Saturday March 11 2017

Part of Kenya’s standard gauge railway. Transporters argue that giving SGR special preference in the cargo business will push them out of the market. FILE PHOTO | NMG

Plans by the Kenya Revenue Authority to have at least 40 per cent of cargo arriving at the port of Mombasa transported to Nairobi on the standard gauge railway for clearance at the inland container depot are causing anxiety among transporters and importers.

KRA Commissioner for Customs and Border Control Julius Musyoki said using the SGR is a part of the agency’s strategy to ensure Mombasa remains the route of choice for traders in the Northern Corridor, as well as northern Tanzania,  DR Congo and Ethiopia.

“The SGR railway line is designed to carry 22 million tonnes of cargo annually, equivalent to 40 per cent of Mombasa ports throughout,” Mr Musyoki told The EastAfrican.

Recognising that volumes of imports and exports at ICD will grow exponentially, KRA developed the strategy to enhance efficiency in clearance time and provide effective controls on imports, exports and transit traffic, he added.

While KRA is yet to formally issue a directive on the matter, importers and transporters say it would be illegal for the government to dictate how to conduct their business.

“The government would be opening itself up to legal battles if it forced importers to transport their cargo by rail,” said Gilbert Lang’at, the Shippers Council of Eastern Africa chief executive.


He added that while the SGR had the potential to bring down transportation costs by as much as 35 per cent, the company that has been awarded the contract to operate the SGR has not given importers its operations strategy, particularly on key issues regarding the last mile, pricing, reliability and efficiency.

“If the SGR operator comes up with the right strategy, it is possible for it to attract even 50 per cent business without government support,” Mr Lang’at added.

Transporters argue that giving SGR special preference in the cargo business will push them out of the market.

“Cargo transportation should be based on what the importer wants, not what the government wants.
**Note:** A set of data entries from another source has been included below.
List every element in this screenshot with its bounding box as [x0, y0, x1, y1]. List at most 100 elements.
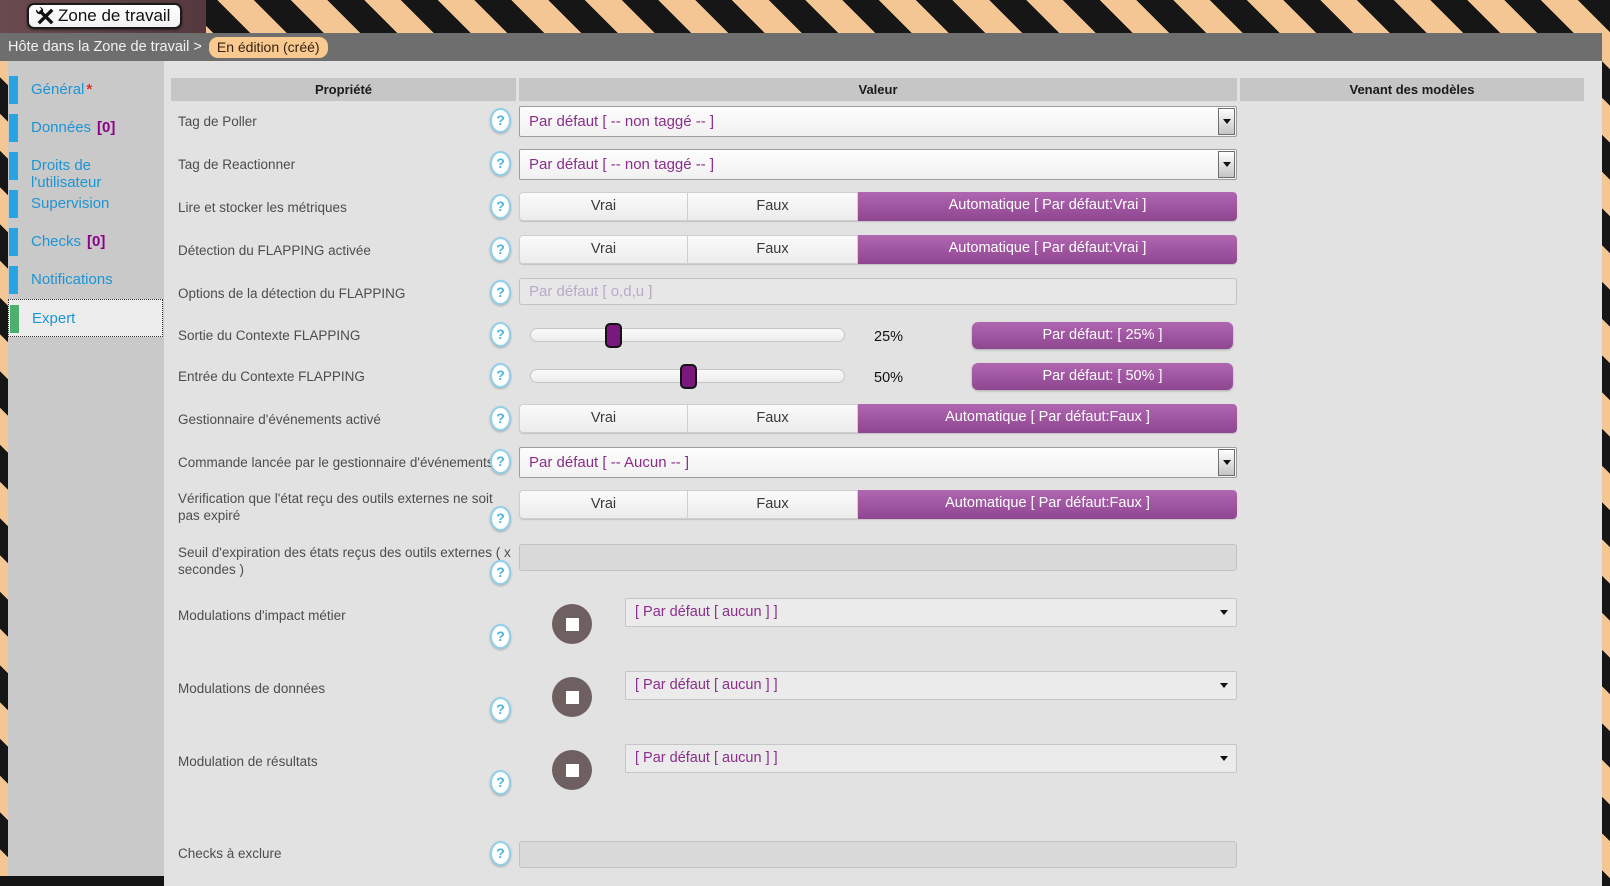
tag-reactionner-select[interactable]: Par défaut [ -- non taggé -- ] — [519, 149, 1237, 180]
help-icon[interactable]: ? — [490, 108, 511, 133]
sidebar-item-expert[interactable]: Expert — [8, 299, 163, 337]
tools-icon — [36, 6, 55, 26]
tristate-toggle: Vrai Faux Automatique [ Par défaut:Vrai … — [519, 235, 1237, 264]
sidebar-item-general[interactable]: Général * — [8, 71, 164, 109]
result-mod-select[interactable]: [ Par défaut [ aucun ] ] — [625, 744, 1237, 773]
toggle-true-button[interactable]: Vrai — [519, 404, 688, 433]
business-impact-mod-select[interactable]: [ Par défaut [ aucun ] ] — [625, 598, 1237, 627]
help-icon[interactable]: ? — [490, 322, 511, 347]
slider-value-label: 25% — [874, 329, 904, 345]
add-modulation-button[interactable] — [552, 677, 592, 717]
table-row-data-mod: Modulations de données ? [ Par défaut [ … — [164, 671, 1602, 743]
help-icon[interactable]: ? — [490, 560, 511, 585]
input-placeholder: Par défaut [ o,d,u ] — [529, 283, 653, 300]
sidebar-item-donnees[interactable]: Données [0] — [8, 109, 164, 147]
property-label: Gestionnaire d'événements activé — [178, 412, 381, 427]
stop-icon — [565, 763, 579, 777]
help-icon[interactable]: ? — [490, 506, 511, 531]
table-row-store-metrics: Lire et stocker les métriques ? Vrai Fau… — [164, 190, 1602, 233]
data-mod-select[interactable]: [ Par défaut [ aucun ] ] — [625, 671, 1237, 700]
flap-low-slider[interactable] — [530, 323, 845, 348]
toggle-false-button[interactable]: Faux — [688, 404, 858, 433]
slider-handle[interactable] — [605, 323, 622, 348]
property-label: Entrée du Contexte FLAPPING — [178, 369, 365, 384]
stop-icon — [565, 617, 579, 631]
help-icon[interactable]: ? — [490, 406, 511, 431]
column-header-propriete: Propriété — [171, 78, 516, 101]
property-label: Modulations de données — [178, 681, 326, 696]
excluded-checks-input[interactable] — [519, 841, 1237, 868]
workspace-button-label: Zone de travail — [58, 6, 171, 25]
add-modulation-button[interactable] — [552, 750, 592, 790]
tag-poller-select[interactable]: Par défaut [ -- non taggé -- ] — [519, 106, 1237, 137]
property-label: Modulations d'impact métier — [178, 608, 346, 623]
slider-handle[interactable] — [680, 364, 697, 389]
toggle-false-button[interactable]: Faux — [688, 192, 858, 221]
help-icon[interactable]: ? — [490, 697, 511, 722]
dropdown-caret-icon — [1220, 683, 1228, 688]
tristate-toggle: Vrai Faux Automatique [ Par défaut:Faux … — [519, 490, 1237, 519]
tab-marker — [9, 76, 18, 104]
toggle-auto-button[interactable]: Automatique [ Par défaut:Faux ] — [858, 490, 1237, 519]
help-icon[interactable]: ? — [490, 280, 511, 305]
dropdown-arrow-icon[interactable] — [1218, 151, 1235, 178]
help-icon[interactable]: ? — [490, 151, 511, 176]
property-label: Tag de Reactionner — [178, 157, 296, 172]
table-row-freshness-check: Vérification que l'état reçu des outils … — [164, 488, 1602, 546]
table-row-tag-reactionner: Tag de Reactionner ? Par défaut [ -- non… — [164, 147, 1602, 190]
dropdown-arrow-icon[interactable] — [1218, 449, 1235, 476]
table-row-tag-poller: Tag de Poller ? Par défaut [ -- non tagg… — [164, 104, 1602, 147]
toggle-auto-button[interactable]: Automatique [ Par défaut:Vrai ] — [858, 192, 1237, 221]
flap-high-slider[interactable] — [530, 364, 845, 389]
help-icon[interactable]: ? — [490, 363, 511, 388]
count-badge: [0] — [87, 233, 106, 250]
sidebar: Général * Données [0] Droits de l'utilisat… — [8, 61, 164, 876]
dropdown-caret-icon — [1220, 756, 1228, 761]
help-icon[interactable]: ? — [490, 841, 511, 866]
help-icon[interactable]: ? — [490, 624, 511, 649]
table-row-flap-options: Options de la détection du FLAPPING ? Pa… — [164, 276, 1602, 319]
table-row-business-impact-mod: Modulations d'impact métier ? [ Par défa… — [164, 598, 1602, 670]
tab-marker — [9, 152, 18, 180]
flap-high-default-button[interactable]: Par défaut: [ 50% ] — [972, 363, 1233, 390]
flap-low-default-button[interactable]: Par défaut: [ 25% ] — [972, 322, 1233, 349]
status-badge: En édition (créé) — [208, 36, 328, 58]
sidebar-item-notifications[interactable]: Notifications — [8, 261, 164, 299]
help-icon[interactable]: ? — [490, 237, 511, 262]
tristate-toggle: Vrai Faux Automatique [ Par défaut:Faux … — [519, 404, 1237, 433]
toggle-true-button[interactable]: Vrai — [519, 490, 688, 519]
dropdown-arrow-icon[interactable] — [1218, 108, 1235, 135]
tab-marker — [9, 114, 18, 142]
event-handler-command-select[interactable]: Par défaut [ -- Aucun -- ] — [519, 447, 1237, 478]
sidebar-footer-bar — [0, 876, 164, 886]
stop-icon — [565, 690, 579, 704]
workspace-button[interactable]: Zone de travail — [27, 3, 183, 29]
breadcrumb-path: Hôte dans la Zone de travail > — [8, 39, 202, 55]
table-row-event-handler: Gestionnaire d'événements activé ? Vrai … — [164, 402, 1602, 445]
toggle-auto-button[interactable]: Automatique [ Par défaut:Vrai ] — [858, 235, 1237, 264]
toggle-false-button[interactable]: Faux — [688, 235, 858, 264]
tab-marker — [10, 305, 19, 333]
sidebar-item-supervision[interactable]: Supervision — [8, 185, 164, 223]
toggle-auto-button[interactable]: Automatique [ Par défaut:Faux ] — [858, 404, 1237, 433]
freshness-threshold-input[interactable] — [519, 544, 1237, 571]
toggle-true-button[interactable]: Vrai — [519, 235, 688, 264]
help-icon[interactable]: ? — [490, 449, 511, 474]
help-icon[interactable]: ? — [490, 770, 511, 795]
sidebar-item-checks[interactable]: Checks [0] — [8, 223, 164, 261]
slider-value-label: 50% — [874, 370, 904, 386]
toggle-true-button[interactable]: Vrai — [519, 192, 688, 221]
table-row-flap-detection: Détection du FLAPPING activée ? Vrai Fau… — [164, 233, 1602, 276]
table-row-excluded-checks: Checks à exclure ? — [164, 841, 1602, 884]
flap-options-input[interactable]: Par défaut [ o,d,u ] — [519, 278, 1237, 305]
property-label: Tag de Poller — [178, 114, 257, 129]
tristate-toggle: Vrai Faux Automatique [ Par défaut:Vrai … — [519, 192, 1237, 221]
column-header-modeles: Venant des modèles — [1240, 78, 1584, 101]
property-label: Vérification que l'état reçu des outils … — [178, 491, 493, 523]
help-icon[interactable]: ? — [490, 194, 511, 219]
table-row-result-mod: Modulation de résultats ? [ Par défaut [… — [164, 744, 1602, 816]
sidebar-nav: Général * Données [0] Droits de l'utilisat… — [8, 71, 164, 337]
toggle-false-button[interactable]: Faux — [688, 490, 858, 519]
add-modulation-button[interactable] — [552, 604, 592, 644]
sidebar-item-droits[interactable]: Droits de l'utilisateur — [8, 147, 164, 191]
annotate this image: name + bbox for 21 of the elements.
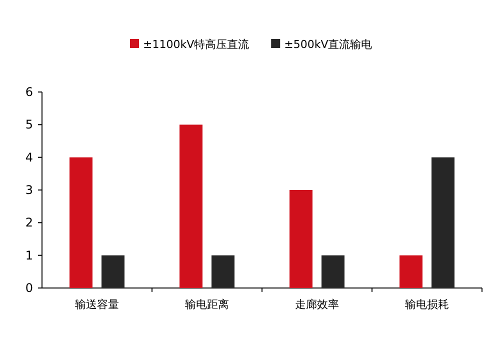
y-tick-label: 3 bbox=[25, 183, 33, 197]
legend-label: ±1100kV特高压直流 bbox=[143, 38, 250, 51]
x-tick-label: 输电损耗 bbox=[405, 298, 449, 311]
y-tick-label: 2 bbox=[25, 216, 33, 230]
bar bbox=[400, 255, 422, 288]
bar bbox=[70, 157, 92, 288]
y-tick-label: 5 bbox=[25, 118, 33, 132]
bar bbox=[322, 255, 344, 288]
x-tick-label: 输电距离 bbox=[185, 298, 229, 311]
bar bbox=[102, 255, 124, 288]
bar bbox=[180, 124, 202, 288]
bar bbox=[290, 190, 312, 288]
legend-label: ±500kV直流输电 bbox=[284, 38, 372, 51]
x-tick-label: 走廊效率 bbox=[295, 298, 339, 311]
y-tick-label: 1 bbox=[25, 248, 33, 262]
bar bbox=[432, 157, 454, 288]
x-tick-label: 输送容量 bbox=[75, 298, 119, 311]
y-tick-label: 0 bbox=[25, 281, 33, 295]
y-tick-label: 6 bbox=[25, 85, 33, 99]
y-tick-label: 4 bbox=[25, 150, 33, 164]
bar bbox=[212, 255, 234, 288]
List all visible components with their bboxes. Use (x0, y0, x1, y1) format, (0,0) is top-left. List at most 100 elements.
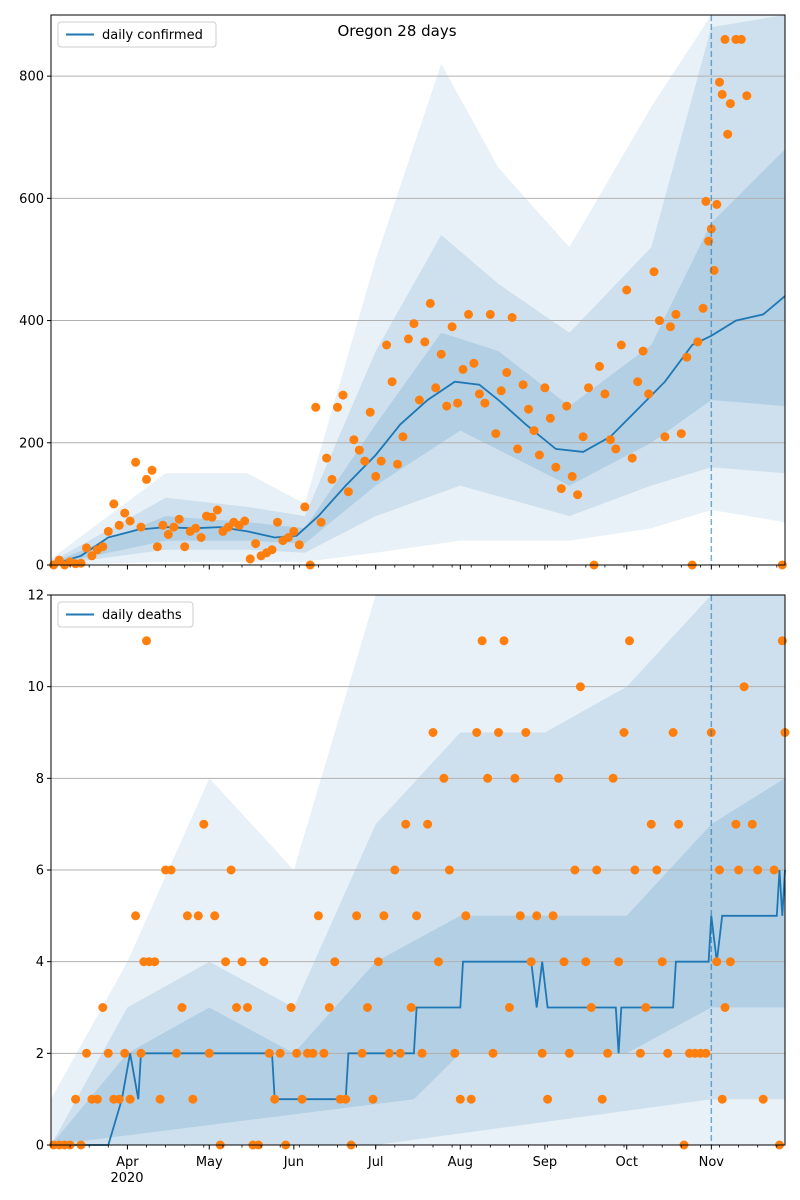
deaths-observed-point (275, 1048, 285, 1058)
confirmed-observed-point (327, 474, 337, 484)
confirmed-observed-point (551, 462, 561, 472)
deaths-observed-point (543, 1094, 553, 1104)
deaths-observed-point (701, 1048, 711, 1058)
deaths-observed-point (182, 911, 192, 921)
deaths-observed-point (264, 1048, 274, 1058)
deaths-observed-point (172, 1048, 181, 1058)
confirmed-observed-point (360, 456, 370, 466)
confirmed-observed-point (556, 484, 566, 494)
deaths-observed-point (674, 819, 684, 829)
confirmed-y-tick-label: 400 (19, 314, 44, 329)
confirmed-observed-point (376, 456, 386, 466)
deaths-observed-point (120, 1048, 130, 1058)
deaths-observed-point (472, 728, 482, 737)
deaths-observed-point (758, 1094, 768, 1104)
deaths-observed-point (455, 1094, 465, 1104)
confirmed-observed-point (169, 522, 179, 532)
confirmed-observed-point (191, 523, 201, 533)
deaths-observed-point (103, 1048, 113, 1058)
confirmed-observed-point (109, 499, 119, 509)
confirmed-median (50, 295, 786, 566)
deaths-observed-point (150, 957, 160, 967)
confirmed-observed-point (409, 319, 419, 329)
deaths-observed-point (646, 819, 656, 829)
confirmed-observed-point (655, 316, 664, 326)
confirmed-panel: 0 200 400 600 800 daily confirmed Oregon 28 … (19, 14, 787, 574)
deaths-observed-point (614, 957, 624, 967)
confirmed-observed-point (163, 529, 173, 539)
deaths-observed-point (769, 865, 779, 875)
confirmed-observed-point (742, 91, 752, 101)
deaths-observed-point (363, 1003, 372, 1012)
confirmed-observed-point (289, 526, 299, 536)
deaths-observed-point (434, 957, 443, 967)
confirmed-observed-point (496, 386, 506, 396)
confirmed-observed-point (354, 445, 364, 455)
deaths-observed-point (494, 728, 503, 737)
deaths-observed-point (747, 819, 757, 829)
deaths-observed-point (717, 1094, 727, 1104)
deaths-observed-point (652, 865, 662, 875)
confirmed-observed-point (507, 313, 517, 322)
confirmed-observed-point (706, 224, 716, 234)
deaths-observed-point (199, 819, 209, 829)
confirmed-observed-point (682, 352, 692, 362)
confirmed-observed-point (365, 407, 375, 417)
confirmed-observed-point (464, 309, 473, 319)
deaths-legend-box (57, 601, 194, 628)
confirmed-observed-point (316, 517, 326, 527)
confirmed-observed-point (343, 487, 353, 497)
deaths-x-tick-label: Apr (116, 1155, 139, 1170)
confirmed-observed-point (425, 298, 435, 308)
confirmed-observed-point (333, 402, 342, 412)
deaths-observed-point (581, 957, 591, 967)
confirmed-legend: daily confirmed (57, 21, 217, 48)
deaths-observed-point (510, 773, 520, 783)
deaths-y-tick-label: 10 (27, 680, 44, 695)
deaths-y-tick-label: 8 (36, 772, 44, 787)
deaths-observed-point (412, 911, 422, 921)
confirmed-observed-point (393, 459, 402, 469)
deaths-observed-point (114, 1094, 124, 1104)
confirmed-observed-point (485, 309, 495, 319)
confirmed-observed-point (87, 551, 97, 561)
confirmed-observed-point (469, 358, 479, 368)
deaths-x-tick-label: Jun (283, 1155, 304, 1170)
confirmed-observed-point (180, 542, 190, 552)
deaths-observed-point (461, 911, 471, 921)
deaths-observed-point (739, 682, 749, 692)
confirmed-observed-point (387, 377, 397, 387)
confirmed-observed-point (701, 196, 711, 206)
confirmed-y-tick-label: 0 (36, 559, 44, 574)
confirmed-observed-point (513, 444, 523, 454)
confirmed-observed-point (273, 517, 282, 527)
deaths-observed-point (384, 1048, 394, 1058)
confirmed-observed-point (174, 514, 184, 524)
confirmed-observed-point (660, 432, 670, 442)
deaths-x-tick-label: Jul (367, 1155, 384, 1170)
deaths-observed-point (668, 728, 678, 737)
deaths-observed-point (548, 911, 558, 921)
confirmed-observed-point (491, 429, 501, 439)
confirmed-observed-point (152, 542, 162, 552)
confirmed-observed-point (665, 322, 675, 332)
deaths-observed-point (439, 773, 449, 783)
deaths-observed-point (401, 819, 411, 829)
confirmed-observed-point (300, 502, 310, 512)
deaths-observed-point (131, 911, 141, 921)
deaths-observed-point (71, 1094, 81, 1104)
deaths-observed-point (537, 1048, 547, 1058)
confirmed-observed-point (540, 383, 550, 393)
deaths-observed-point (259, 957, 269, 967)
deaths-observed-point (177, 1003, 187, 1012)
x-axis-year-label: 2020 (110, 1171, 143, 1186)
deaths-x-tick-label: Sep (533, 1155, 558, 1170)
deaths-observed-point (635, 1048, 645, 1058)
confirmed-observed-point (545, 413, 555, 423)
confirmed-observed-point (736, 34, 746, 44)
confirmed-observed-point (474, 389, 484, 399)
deaths-observed-point (155, 1094, 165, 1104)
deaths-observed-point (521, 728, 531, 737)
confirmed-observed-point (442, 401, 452, 411)
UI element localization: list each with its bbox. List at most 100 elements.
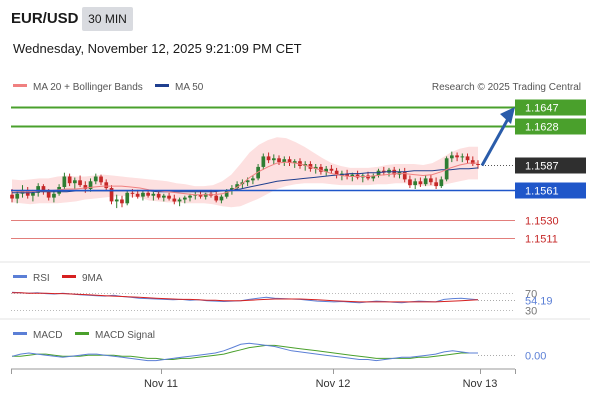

That is why SGR should not be given special preference,” said Wanja Kiragu, the operations director at East Africa Online Transport Agency.

She added that the government should restrict itself to building infrastructure to enable the private sector to flourish, but should not itself be an active player in the transportation business.

To ensure that the SGR, which has been constructed at a cost of $3 billion in loan financing, does not lie idle come June, KRA is revamping and upgrading its systems at the ICD to ensure faster clearance of cargo transported from Mombasa.

The Kenya Ports Authority  is also expanding the depot in Nairobi to increase its capacity.

Currently, the depot has a throughput of 180,000 20-foot equivalent units (teu) per annum, but is being expanded to increase this to 450,000 teu.

The decision to grant SGR special cargo transportation rights is also causing jitters at Rift Valley Railways, the operatorS of the metre gauge Kenya-Uganda railway.

Australian construction firm John Holland, a subsidiary of China Communications Construction Company (CCCC), has been contracted to operate the SGR and is expected to commence operations in June.

Currently, about 97 per cent of the cargo arriving at the port of Mombasa is transported by truck, with the other three per cent being handled by RVR. The cargo is 33 per cent bulk liquid, 30 per cent containerised cargo, and at 28 per cent dry bulk.

It is estimated there are 15,000 trucks in the region, with 8,000 trucks leaving the port every week.